Copolymers of isobutylene and diolefins are known and have been widely reported in the prior art. Typically, polymerization processes in which olefinically unsaturated hydrocarbons or mixtures of olefinically unsaturated hydrocarbons are polymerized use Lewis acid-type catalysts. One widely used Lewis acid-type catalyst is an aluminum halide such as aluminum chloride which may be used alone or in the form of a highly active complex with a hydrogen halide such as a hydrogen chloride in an aromatic hydrocarbon such as toluene.
Low molecular weight copolymers of isobutylene and isoprene, of a number average molecular weight of 1000 to 50,000, are taught in U.S. Pat. No. 3,766,155 (Matsushima). Isoolefins taught include isobutylene, 2-methyl-1-butene, 3-methyl-1-butene, 2-methyl-2-butene, 4-methyl-1-pentene, and mixtures thereof as well as styrene, alphamethylstyrene and the like. Examples of multiolefins reacted with isoolefins include isoprene, 1,3-butadiene, 2,3-dimethyl-1,3-butadiene, piperylene, cyclopentadiene, divinylbenzene, cyclohexadiene and the like. The polymerization temperature is generally below 0.degree. C.. The catalyst is a metal organic amide and boron trifluoride.

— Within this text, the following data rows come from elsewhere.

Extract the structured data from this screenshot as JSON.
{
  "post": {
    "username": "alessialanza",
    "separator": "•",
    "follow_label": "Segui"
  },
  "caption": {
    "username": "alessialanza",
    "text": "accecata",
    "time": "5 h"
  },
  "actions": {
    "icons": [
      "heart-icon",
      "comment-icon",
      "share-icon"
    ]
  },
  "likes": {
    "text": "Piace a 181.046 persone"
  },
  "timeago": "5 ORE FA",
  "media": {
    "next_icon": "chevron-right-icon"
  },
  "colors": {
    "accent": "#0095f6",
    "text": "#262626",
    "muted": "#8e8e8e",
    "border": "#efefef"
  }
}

Other processes for preparation of low molecular weight copolymers of isoprene and isobutylene are known. U.S. Pat. No. 3,562,804 (Powers) teaches a process for preparing low bulk viscosity mastic compositions of isobutylene and isoprene in the presence of a catalyst system comprising an ethyl aluminum dichloride with a halogenated organic promoter, preferably benzyl chloride. Polymerization temperatures range from -30.degree. C. to -80.degree. C. Molecular weights obtained range from 7000 to 81,000, viscosity average molecular weight. The products of this process are characterized by a relatively low degree of unsaturation and find utility in coated and molded articles, mastics, sealants, caulking compounds, etc. Useful polymer compositions of this process include butyl rubber, a high molecular weight solid polymer.
U.S. Pat. No. 3,810/952 (Durand) teaches a method to prepare liquid copolymers of 1,3-butadiene with one or more 1-monoolefins with a high content of unsaturation. The unsaturation is taught as being as high as 96% of the total number of monomeric units which consist of cis-1,4-butadiene units. Average molecular weight by number is less than 40,000 and, in most cases, from 1000 to 5000. The catalyst is a nickel fluorocarboxylate halide. The products are useful as plasticizers, as siccative agents in coatings, as additives for adhesive compositions and as additives for lubricating oils.
A degree of unsaturation greater than 100%, it is to be noted, while desirable for many of the above applications was not attainable by the process of U.S. Pat. No. 3,810,952.
U.S. Pat. No. 4,076,926 (Milner) teaches a method for polymerization of unsaturated compounds wherein the catalyst used is an aluminum trihalide in conjunction with an alcohol or ether. In the absence of the alcohol or ether, a quantity of an undesirable insoluble gel precipitates in the polymerization reactor. Polymerization temperature is in the range of -100.degree. to +200.degree. C., more preferably from 50.degree. C. to 150.degree. C.
Accordingly, despite the desirability of obtaining a copolymer with a degree of unsaturation greater than 100% (see U.S. Pat. 3,810,952) and a copolymer of average molecular weight range of from 400 to 10,000, preferably from 400 to 5000, more preferably from 400 to 1200, suitable for use in polyesters, polyurethanes, polyamines, polyamides, and epoxy resins, the prior art does not disclose a process for preparation of a copolymer with a degree of unsaturation greater than 100%. More than one functional group is required if the resulting copolymer is not to act as an end cap or chain terminator in a specific polymerization in preparation of polyurethanes, polyesters, polyamines and other polymers.